Here this section will attempt to be a reference for the various features implemented in this project. This is likely not exhaustive but the tests should also be a great place to look for examples.

The #[wasm_bindgen] attribute can be attached to functions, structs, impls, and foreign modules. Impls can only contain functions, and the attribute cannot be attached to functions in an impl block or functions in a foreign module. No lifetime parameters or type parameters are allowed on any of these types. Foreign modules must have the "C" abi (or none listed). Free functions with #[wasm_bindgen] might not have the "C" abi or none listed, and it's also not necessary to annotate with the #[no_mangle] attribute.

All structs referenced through arguments to functions should be defined in the macro itself. Arguments allowed implement the WasmBoundary trait, and examples are:

  • Integers (u64/i64 require BigInt support)
  • Floats
  • Borrowed strings (&str)
  • Owned strings (String)
  • Exported structs (Foo, annotated with #[wasm_bindgen])
  • Exported C-like enums (Foo, annotated with #[wasm_bindgen])
  • Imported types in a foreign module annotated with #[wasm_bindgen]
  • Borrowed exported structs (&Foo or &mut Bar)
  • The JsValue type and &JsValue (not mutable references)
  • Vectors and slices of supported integer types and of the JsValue type.

All of the above can also be returned except borrowed references. Passing Vec<JsValue> as an argument to a function is not currently supported. Strings are implemented with shim functions to copy data in/out of the Rust heap. That is, a string passed to Rust from JS is copied to the Rust heap (using a generated shim to malloc some space) and then will be freed appropriately.

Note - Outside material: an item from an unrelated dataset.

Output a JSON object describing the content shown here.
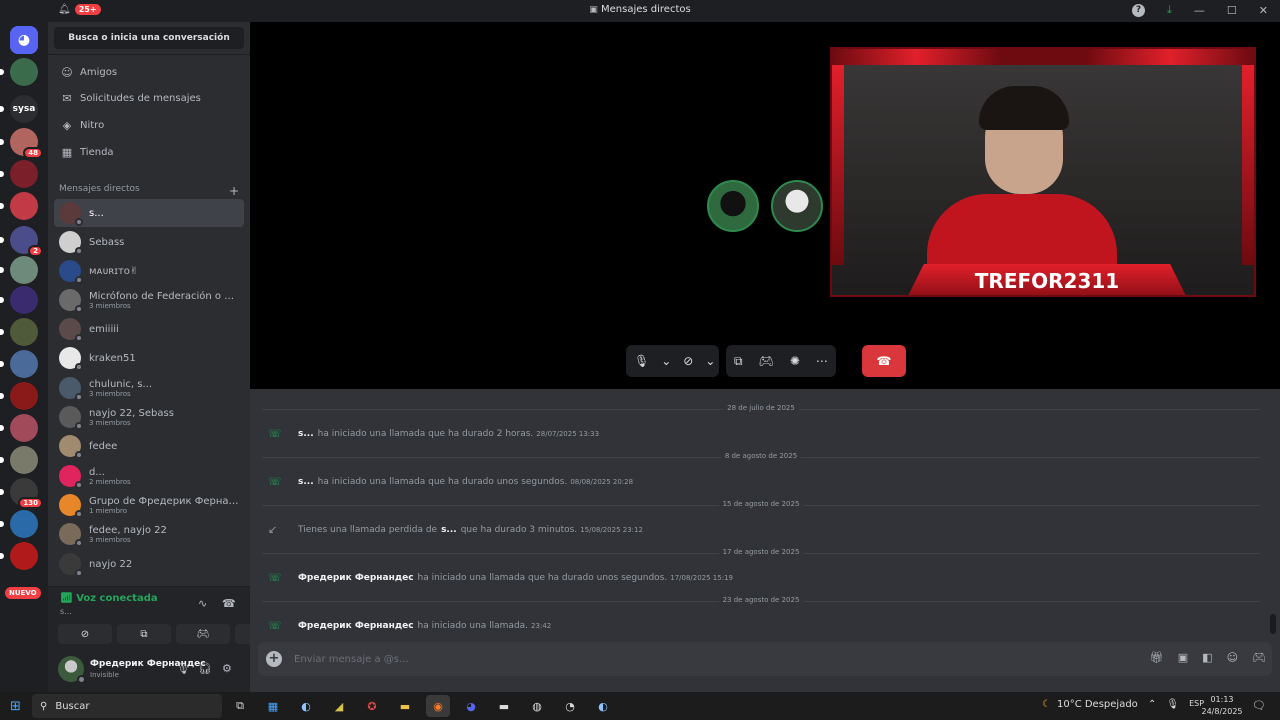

Owned values are implemented through boxes. When you return a Foo it's actually turned into Box<RefCell<Foo>> under the hood and returned to JS as a pointer. The pointer is to have a defined ABI, and the RefCell is to ensure safety with reentrancy and aliasing in JS. In general you shouldn't see RefCell panics with normal usage.

JS-values-in-Rust are implemented through indexes that index a table generated as part of the JS bindings. This table is managed via the ownership specified in Rust and through the bindings that we're returning. More information about this can be found in the [design doc].

All of these constructs currently create relatively straightforward code on the JS side of things, mostly having a 1:1 match in Rust with JS.